Malheureux Admète, malheureuse Alceste. Pardon ? Le choeur n’est pas contrariant, il répète : Malheureux Admète, malheureuse Alceste. Autant que les dieux grecs exigent la mort de quelqu’un pour épargner la vie du roi, ça ne me défrise pas, rien que de très normal, autant qu’Alceste soit une femme, c’est un peu perturbant pour le lettreux de base. Passé le choc de découvrir que, chez Gluck, Alceste n’est ni un homme ni à bicyclette ni misanthrope, on peut étudier le pedigree de notre héroïne : reine, mère de deux enfants et épouse éperdument amoureuse du roi – mourant, donc. Lorsqu’elle apprend le marché des dieux, son sacrifice est une évidence – douloureuse mais une évidence quand même.
Mise en scène d’Olivier Py, photos d’Agathe Poupeney
Là où cela devient intéressant, c’est qu’il n’est pas seulement question d’honneur, de devoir ni même de passion.

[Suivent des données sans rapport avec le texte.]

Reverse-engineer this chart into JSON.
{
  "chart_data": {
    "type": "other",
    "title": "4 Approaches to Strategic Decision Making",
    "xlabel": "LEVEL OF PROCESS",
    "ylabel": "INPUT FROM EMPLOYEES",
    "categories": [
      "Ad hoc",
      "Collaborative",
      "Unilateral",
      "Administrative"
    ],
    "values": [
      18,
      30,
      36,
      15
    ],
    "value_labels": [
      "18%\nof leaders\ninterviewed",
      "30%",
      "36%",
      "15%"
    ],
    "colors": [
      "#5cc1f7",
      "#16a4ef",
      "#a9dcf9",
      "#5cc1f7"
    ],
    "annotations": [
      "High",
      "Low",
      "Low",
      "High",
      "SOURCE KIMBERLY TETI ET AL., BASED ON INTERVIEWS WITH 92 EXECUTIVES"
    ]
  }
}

Le monologue de renoncement d’Alceste, sans cesse repris et interrompu, laisse deviner que la douleur de la disparition le dispute à l’amour : mourir à la place de l’être aimé, c’est aussi lui laisser porter la douleur du deuil. En renonçant à la vie, elle renonce à ses douleurs comme à ses joies et fait certes le deuil de son mari mais meurt en le sachant vivant. Lorsqu’Admète l’apprend, il réagit de même et refuse d’être sauvé par la mort de celle sans laquelle il ne peut vivre. Quelque part, cette honorable lâcheté témoigne de ce que chacun a fait de l’autre sa vie et préfère la perdre plutôt qu’éprouver la perte de ce qui la rend désirable.
Alors que dans une tragédie classique, ces atermoiements sacrificiels finiraient immanquablement par susciter l’ennui, ils instillent ici une poignante mélancolie, qui trouve écho dans l’effacement des magnifiques dessins à la craie qui constituent des décors éphémères et que le spectateur voit à regret disparaître. Palais Garnier décrété palais royal, vue de Venise ou d’ailleurs, immense cœur aux artères malades, vagues cardiaques, forêt de rêves et de cauchemars, ciel étoilé de désirs et de regrets… loin de déconcentrer, comme j’ai pu l’entendre, ces décors successifs offrent un point d’ancrage pour laisser dériver son esprit en toute sérénité, au fil de la craie, dont on ne sait jamais tout à fait où elle va nous mener – plus loin dans l’intrigue, dans la beauté fragile de l’instant ou dans la loge où l’on se trouve, à caresser du regard les contours de la personne à côté de nous.
Sophie Koch
On a fait le deuil d’une fin heureuse et à la limite même d’une fin lorsqu’un happy end survient. Après tant de souffrances, quand le deuil est enfin fait, quand Admète et Alceste pourraient mourir l’un à l’autre, les sauver tous deux est presque une cruauté. Leur tristesse était si belle que leur joie soudaine gâche un peu la mienne. La magnanimité finale des dieux, spécialité baroque selon Palpatine, passait mieux chez Lully, du peu que j’en ai vu.
Applaudissements. Puis un grand oh, bref et soudain, à l’unisson. Après le deuil, qui se ressent : la mort, qui ne se comprend pas, celle de Chéreau, dont l’annonce déclenche la stupéfaction dans la salle. En sortant, personne ne parle de l’opéra.